O acesso à internet em questão no Brasil
Enviada em 04/07/2020
Como disse o sociólogo Manuel Castells, “A Internet é o tecido de nossas vidas. Se a tecnologia da informação é hoje o que a eletricidade foi na Era Industrial, em nossa época a Internet poderia ser equiparada tanto a uma rede elétrica quanto ao motor elétrico, em razão de sua capacidade de distribuir a força da informação por todo o domínio da atividade humana.” A partir dessa análise, torna-se clara a importância dessa ferramenta no mundo globalizado, entretanto o Brasil enfrenta um impasse na promoção do acesso à internet que se apresenta na disparidade entre o campo e a cidade e o analfabetismo digital, por exemplo.

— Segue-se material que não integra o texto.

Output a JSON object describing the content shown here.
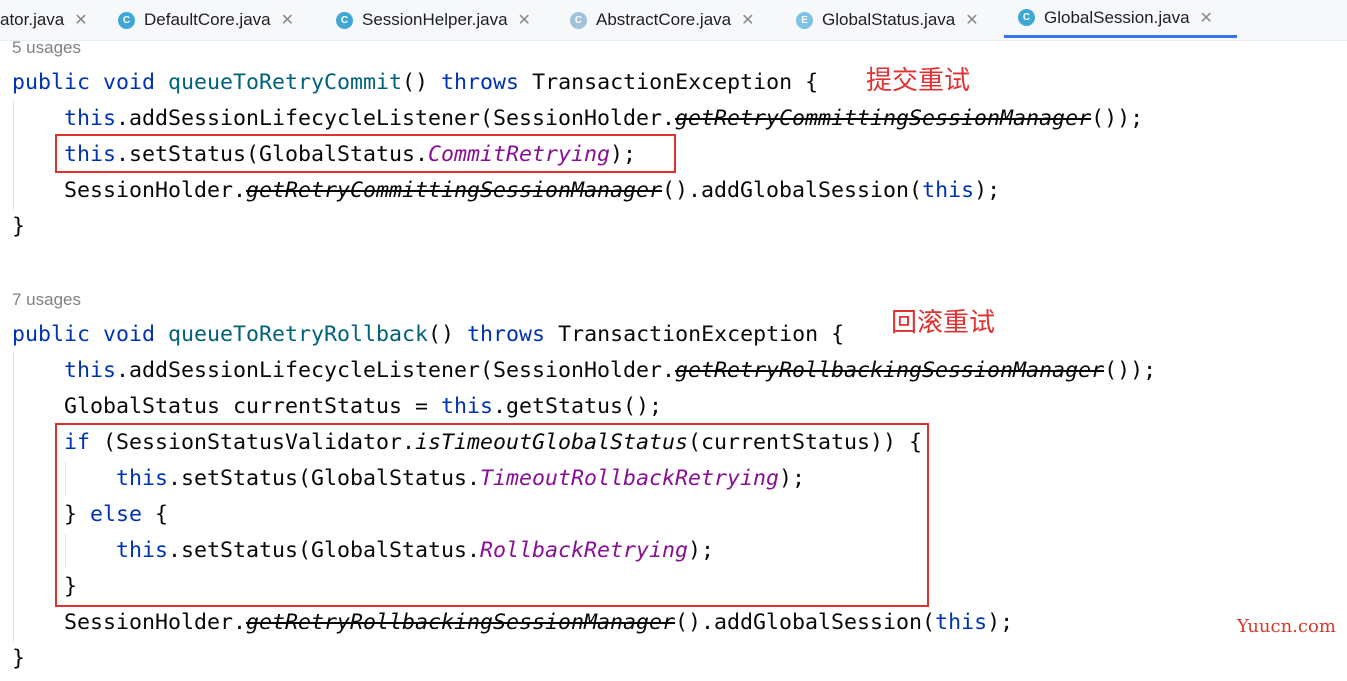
{
  "tabs": [
    {
      "label": "ator.java",
      "icon": "",
      "active": false
    },
    {
      "label": "DefaultCore.java",
      "icon": "C",
      "active": false
    },
    {
      "label": "SessionHelper.java",
      "icon": "C",
      "active": false
    },
    {
      "label": "AbstractCore.java",
      "icon": "C",
      "active": false
    },
    {
      "label": "GlobalStatus.java",
      "icon": "E",
      "active": false
    },
    {
      "label": "GlobalSession.java",
      "icon": "C",
      "active": true
    }
  ],
  "close_glyph": "✕",
  "usages": [
    "5 usages",
    "7 usages"
  ],
  "annotations": {
    "commit_retry": "提交重试",
    "rollback_retry": "回滚重试"
  },
  "watermark": "Yuucn.com",
  "code": {
    "m1_sig": {
      "kw1": "public void ",
      "name": "queueToRetryCommit",
      "p": "() ",
      "kw2": "throws",
      "rest": " TransactionException {"
    },
    "m1_l1": {
      "this": "this",
      "a": ".addSessionLifecycleListener(SessionHolder.",
      "s": "getRetryCommittingSessionManager",
      "b": "());"
    },
    "m1_l2": {
      "this": "this",
      "a": ".setStatus(GlobalStatus.",
      "c": "CommitRetrying",
      "b": ");"
    },
    "m1_l3": {
      "a": "SessionHolder.",
      "s": "getRetryCommittingSessionManager",
      "b": "().addGlobalSession(",
      "this": "this",
      "e": ");"
    },
    "close": "}",
    "m2_sig": {
      "kw1": "public void ",
      "name": "queueToRetryRollback",
      "p": "() ",
      "kw2": "throws",
      "rest": " TransactionException {"
    },
    "m2_l1": {
      "this": "this",
      "a": ".addSessionLifecycleListener(SessionHolder.",
      "s": "getRetryRollbackingSessionManager",
      "b": "());"
    },
    "m2_l2": {
      "a": "GlobalStatus currentStatus = ",
      "this": "this",
      "b": ".getStatus();"
    },
    "m2_l3": {
      "kw": "if",
      "a": " (SessionStatusValidator.",
      "i": "isTimeoutGlobalStatus",
      "b": "(currentStatus)) {"
    },
    "m2_l4": {
      "this": "this",
      "a": ".setStatus(GlobalStatus.",
      "c": "TimeoutRollbackRetrying",
      "b": ");"
    },
    "m2_l5": {
      "a": "} ",
      "kw": "else",
      "b": " {"
    },
    "m2_l6": {
      "this": "this",
      "a": ".setStatus(GlobalStatus.",
      "c": "RollbackRetrying",
      "b": ");"
    },
    "m2_l8": {
      "a": "SessionHolder.",
      "s": "getRetryRollbackingSessionManager",
      "b": "().addGlobalSession(",
      "this": "this",
      "e": ");"
    }
  }
}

Primeiramente, é importante elucidar, que a disparidade do acesso à internet entre as áreas rurais e as áreas urbanas acontece pelo abandono governamental o qual aquelas sofrem em relação a estas, as quais têm o direito garantido, pois são onde se concentram as indústrias, empresas de telecomunicação e maiores investimentos. Segundo o Instituto Brasileiro de Geografia e Estatística (IBGE), o número de pessoa que dizem não ter acesso à rede na cidade é de apenas 1% enquanto no campo é de 21%. Dessa forma, a desigualdade entre essas regiões se reafirma. Apresentando-se na forma de exclusão da população campesina.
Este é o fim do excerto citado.